UBC Faculty of Medicine
- Type: Public medical school
- Established: 1950; 76 years ago
- Parent institution: University of British Columbia
- Dean: Dermot Kelleher
- Academic staff: 6,736
- Students: 2,861
- Location: Vancouver, Kelowna, Victoria, and Prince George, British Columbia, Canada
- Website: med.ubc.ca

= UBC Faculty of Medicine =

Public medical school in British Columbia, Canada

The UBC Faculty of Medicine is the medical school of the University of British Columbia. It is one of 18 medical schools in Canada and the first one in the province of British Columbia. It has Canada's largest undergraduate medical education program and the fifth-largest in the U.S. and Canada. It is ranked as the 2nd best medical program in Canada by Maclean's, and 27th in the world by the 2017 QS World University Rankings.

==History ==

The Faculty of Medicine was established in 1950 in Vancouver, taking in 60 medical students under the leadership of its first dean, Myron Weaver. The size of its incoming medical classes was increased to 80 students in 1972, 120 students in 1980, and 128 students in 2000. Starting in 2004, the medical program began a gradual expansion that more than doubled enrolment and distributed medical education and training at campuses, hospitals and clinics throughout the province. The size of incoming medical classes grew to 288, with one-third of those students spending most of their four years at one of three distributed sites in northern British Columbia, the B.C. Interior or Vancouver Island. The size and geographic scope of the Faculty of Medicine's 71 medical residency programs also grew correspondingly.

Since its founding, the Faculty has added other educational programs, including physical therapy, occupational science and occupational therapy, audiology and speech sciences, midwifery, and population and public health. The men's mental health resource HeadsUpGuys was launched as a program of the faculty in 2015.

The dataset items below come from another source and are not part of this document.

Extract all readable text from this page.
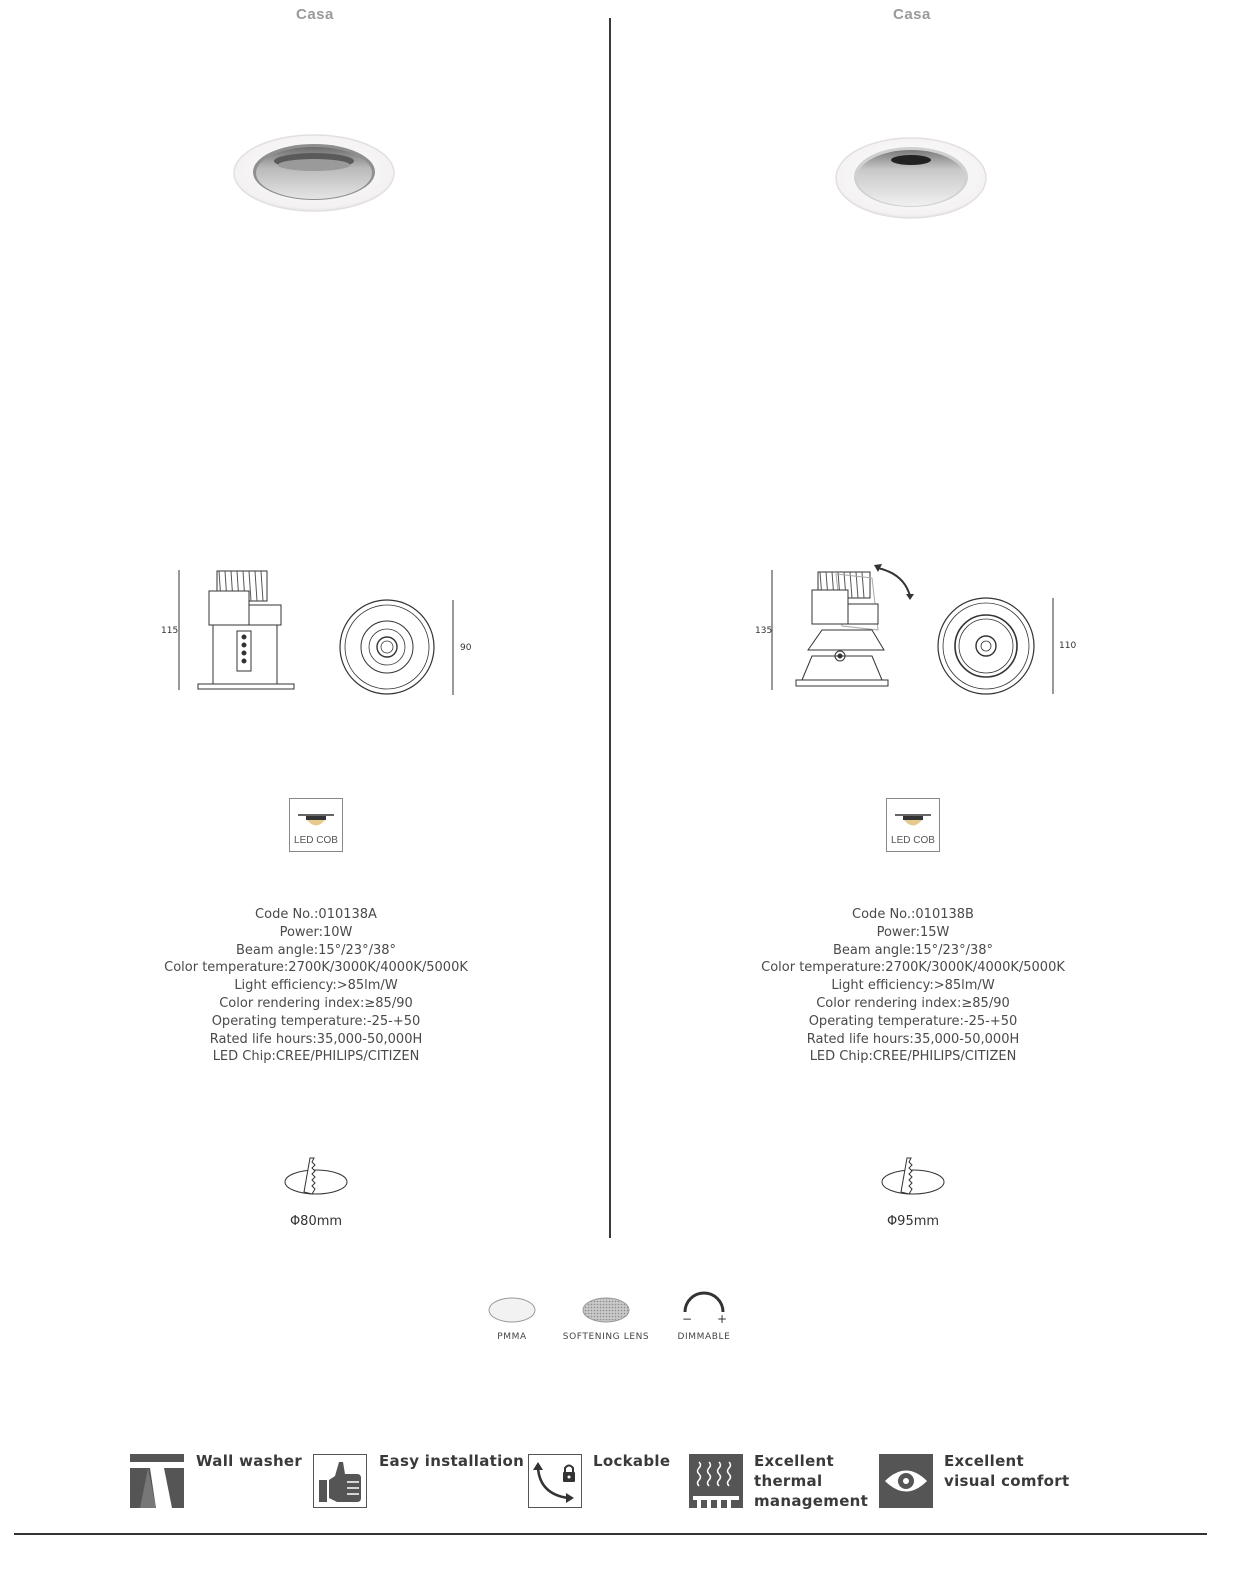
Casa
115
90
LED COB
Code No.:010138A
Power:10W
Beam angle:15°/23°/38°
Color temperature:2700K/3000K/4000K/5000K
Light efficiency:>85lm/W
Color rendering index:≥85/90
Operating temperature:-25-+50
Rated life hours:35,000-50,000H
LED Chip:CREE/PHILIPS/CITIZEN
Φ80mm
Casa
135
110
LED COB
Code No.:010138B
Power:15W
Beam angle:15°/23°/38°
Color temperature:2700K/3000K/4000K/5000K
Light efficiency:>85lm/W
Color rendering index:≥85/90
Operating temperature:-25-+50
Rated life hours:35,000-50,000H
LED Chip:CREE/PHILIPS/CITIZEN
Φ95mm
PMMA	SOFTENING LENS
− +
DIMMABLE
Wall washer	Easy installation	Lockable	Excellent
thermal
management
Excellent
visual comfort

In January 2021, Peter Berman, the head of the medical faculty's School of Population and Public Health apologized after taking an international vacation to Hawaii over the holiday season contrary to public health advice to avoid international travel during the COVID-19 pandemic. After his trip was reported on, Berman said that he regrets not having made the same sacrifices as everyone else and stated his support for public health authorities.

== Research ==
Most research by the UBC Faculty of Medicine is conducted under the auspices of six institutes and 15 centres that are part of UBC or affiliated with it. Some researchers are based at UBC's Vancouver campus, though many work in the Faculty of Medicine's affiliated hospitals, especially in Vancouver: Vancouver General Hospital, the BC Cancer Agency, St. Paul's Hospital, BC Women's Hospital + Health Centre and BC Children's Hospital.

Members of the Faculty of Medicine are responsible for 132 patents issued or filed, and the creation of six spin-off companies. The Faculty of Medicine has more than 300 postdoctoral fellows and almost 600 PhD students.
The Faculty of Medicine had one Nobel laureate, Professor of Biochemistry Michael Smith, who received the 1993 Nobel Prize in Chemistry for his work in developing site-directed mutagenesis. Smith also received the Canada Gairdner International Award in 1986. Two members of the Faculty have received the Canada Gairdner Wightman Award: James C. Hogg (2013) and Michael Hayden (2011). Julio Montaner has received several awards for demonstrating the effectiveness of Highly Active Antiretroviral Therapy (HAART) in the treatment of HIV infection, and championing the "Treatment as Prevention" strategy for controlling the spread of the disease.